Des petites fissures, encore des petites fissures … 

Au cours des années 1980 j’ai travaillé dans la valorisation des technologies nucléaires françaises auprès d’EDF à Paris. Une grande partie de mon travail consistait à faire visiter les sites de production d’EDF à des clients étrangers. Tous ces visiteurs, surtout nord-américains, étaient tout simplement émerveillés par la haute technicité des ingénieurs et des techniciens à l’oeuvre par exemple dans le bâtiment réacteur lors d’un arrêt pour rechargement en combustible. La visite la plus spectaculaire pour ces potentiels clients était celle du chantier de Cruas.
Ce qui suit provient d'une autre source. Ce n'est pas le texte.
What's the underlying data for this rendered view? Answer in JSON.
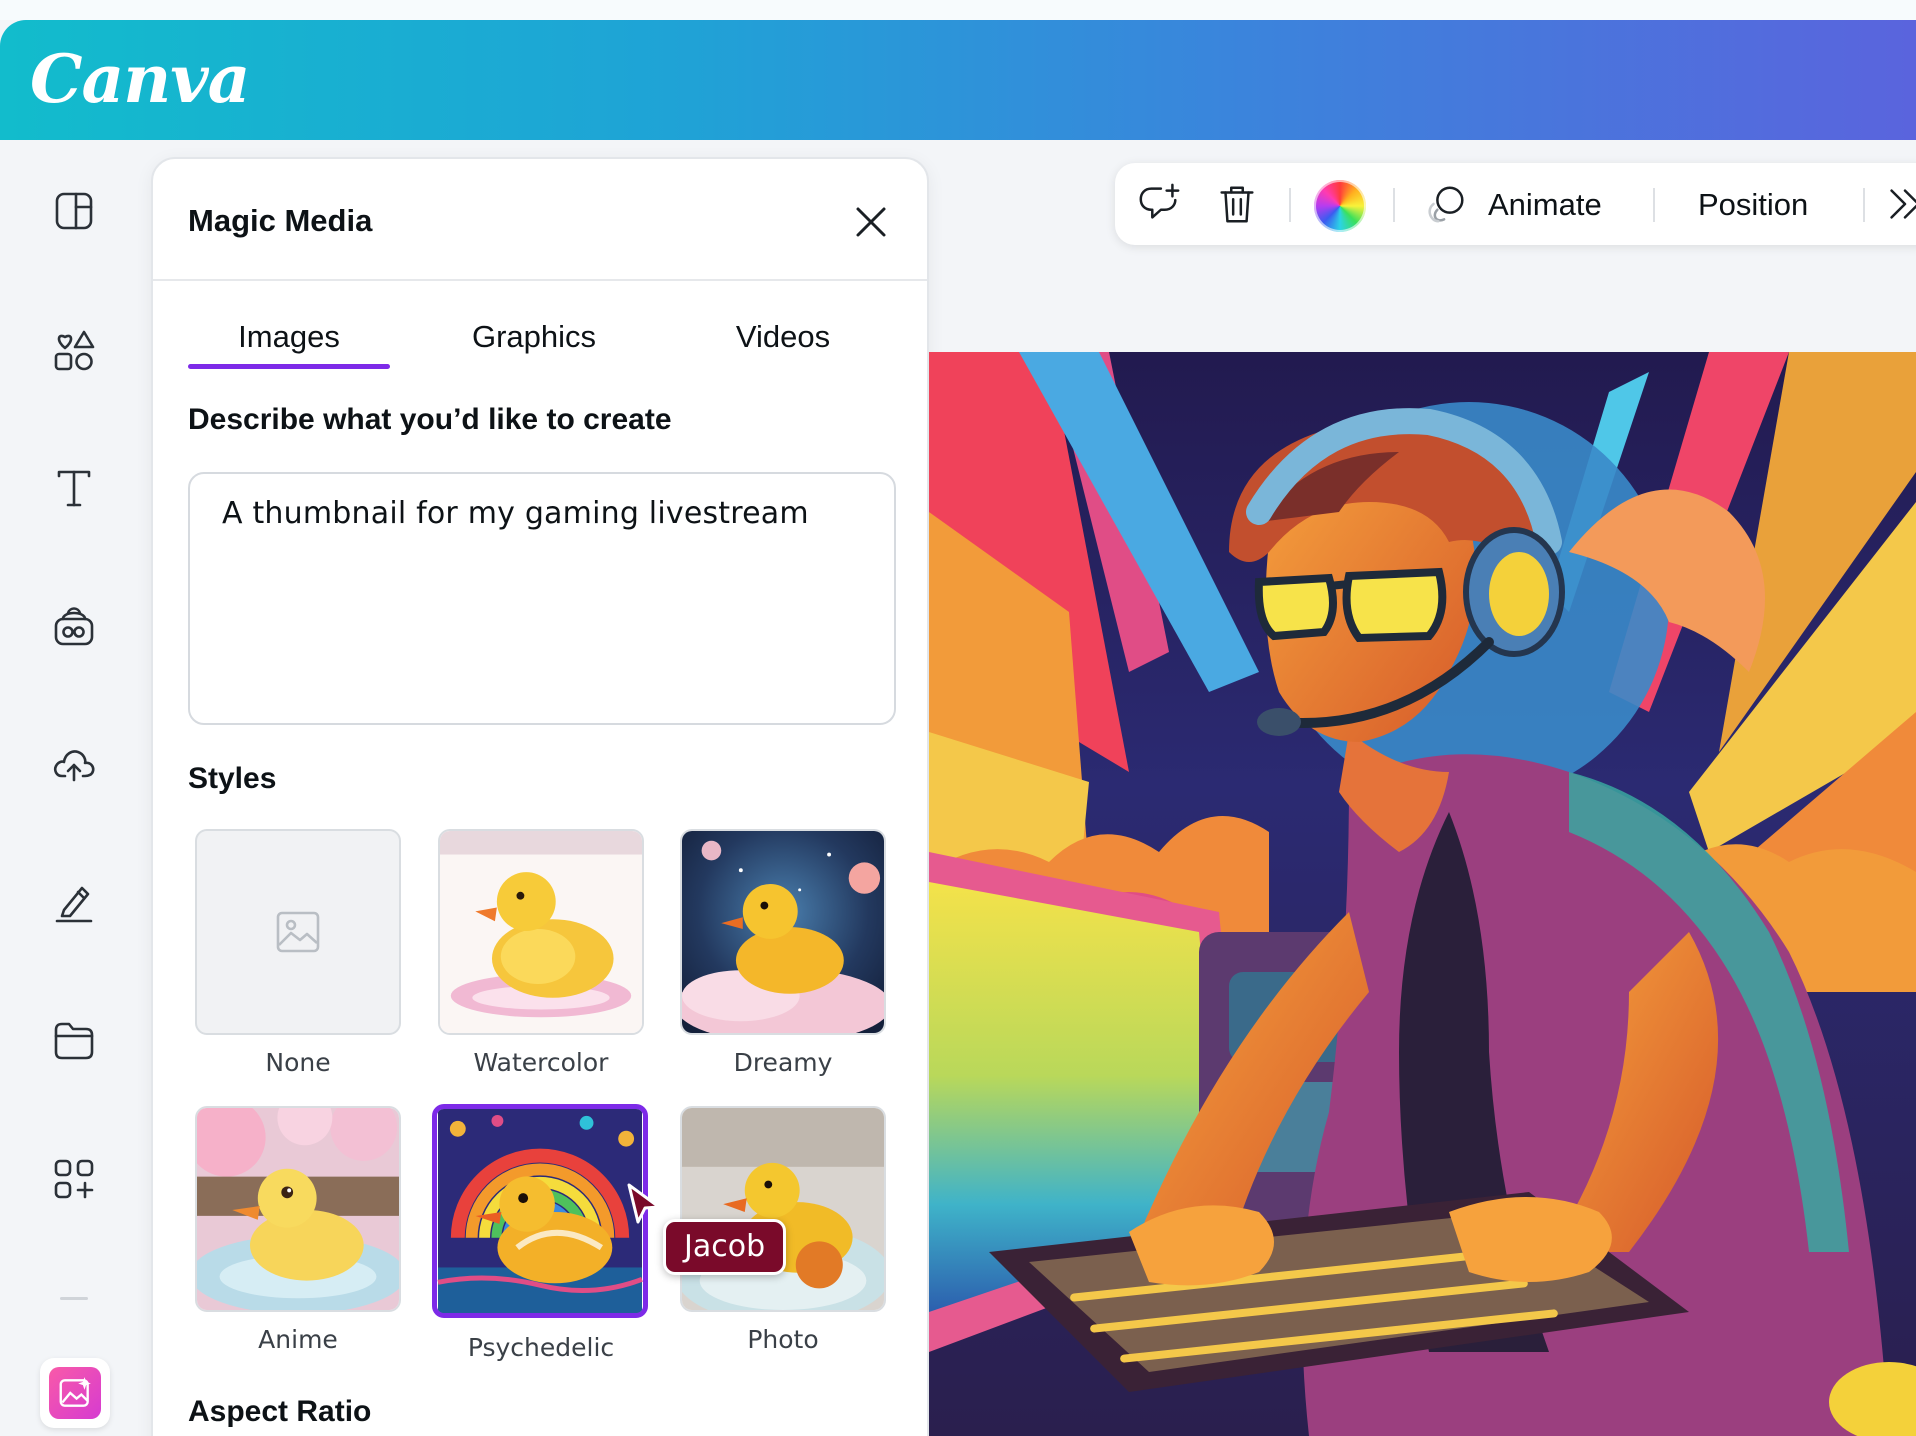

La première tranche était raccordée au réseau et ces visiteurs pouvaient assister à l’organisation extraordinaire du chantier comportant trois autres unités en cours de construction, l’une d’entres elles effectuant les essais à chaud dits de timbrage du circuit primaire. Il s’agissait de la tranche Cruas-3. Tous les ingénieurs, techniciens et sous-traitants avaient fait leurs premières expériences sur les sites de Tricastin ou de Bugey. La mise en chantier d’une tranche du site de Cruas se terminait ainsi 5 ans plus tard par un raccordement effectif au réseau. Cinq années pour construire une usine d’une puissance nominale de 915 MW électrique : un prouesse devenue aujourd’hui un rêve. Lors de la visite d’une unité en fonctionnement celle-ci était limitée à la salle de la turbine et de l’alternateur et de la piscine de désactivation des assemblages de combustible usés. On ne pouvait qu’entrevoir la grande porte d’entrée du bâtiment réacteur hermétiquement fermée car il était impossible d’y pénétrer.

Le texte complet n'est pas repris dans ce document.